I also sat with Maleena Dhrity Gomez, who recently showcased her work at ‘The InvisiBellas.’ This was a street art project initiated by the Dhaka Hub of Global Shapers, aiming to illustrate real-life situations faced by local women in today’s society. Hosted at Bengal Art Lounge, it was an artistic movement aimed at breaking the existing mindset of the masses so that women can be praised for their work and not what society perceives them to be. Maleena’s artwork titled ‘Aparajaya’ – undefeated, portrays the beauty within acid victims and not the physical scars that they are left with. For Maleena, the art was a personal journey. “While travelling in a three-wheeler someone threw a liquid at me. My first reaction was, is it acid?” she explains with tears in her eyes. Luckily, for Maleena the ordeal was only psychological as it was dirty water instead. However, the experience made her aware of the trauma such patients go through and have to live with. That helped her reconsider what beauty is? Is it one’s complexion, one’s physique, one’s hair or facial features, or is it something deeper? “For acid victims, it’s a constant struggle to show the beauty that lies within them and to break free from outwardly impressions,” she explains. further elaborated, “ This was why I thought of portraying women with beautiful flowers blooming from the scars. It’s my way of showing the beauty within them.”

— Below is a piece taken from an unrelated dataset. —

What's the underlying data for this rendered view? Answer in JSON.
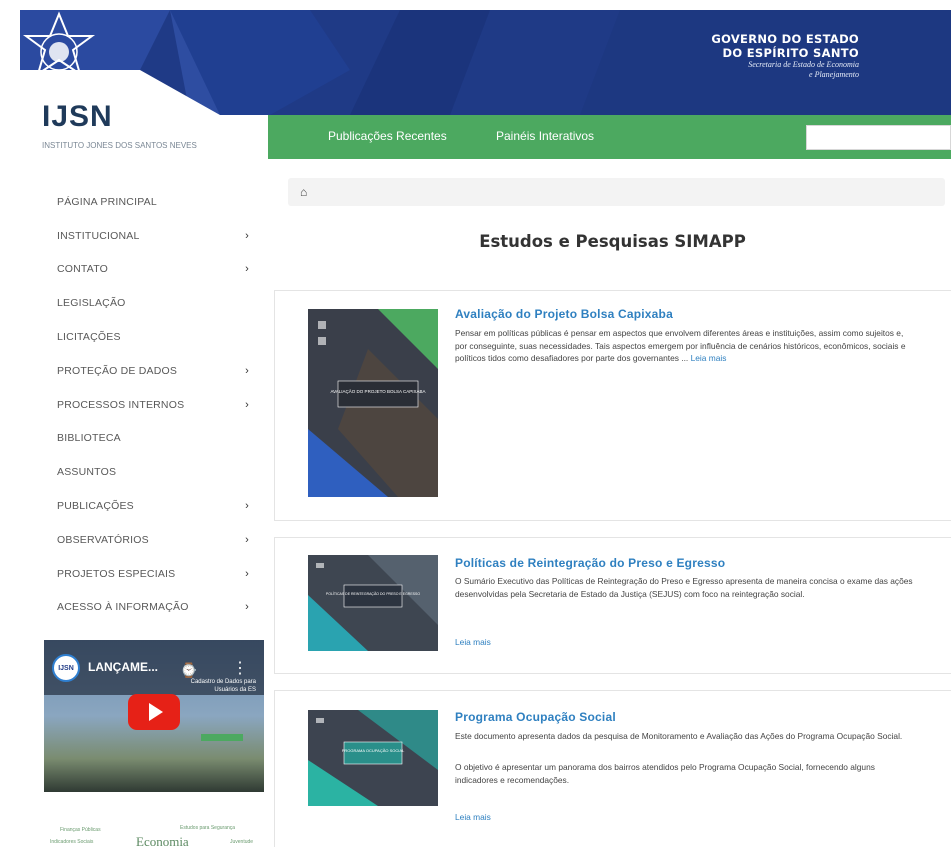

The media is constantly bombarding us with certain ideals, as a result we are often confused as to what our identity is or what our ideals should be. Am I fair or dark? Am I fat or thin? Is my hijab a means of subjugation or liberation? Is my dress Western or Eastern? And in this confused world, artists, both traditionalist and modernist, are breaking these barriers to introduce new viewpoints. Be it global fashion brands using traditional art to create new fashion, young Bangladeshi artists who are changing social perceptions or iconic art institute that fight off fascism, art and artists are breaking the stereotype and helping us redefine who we really are.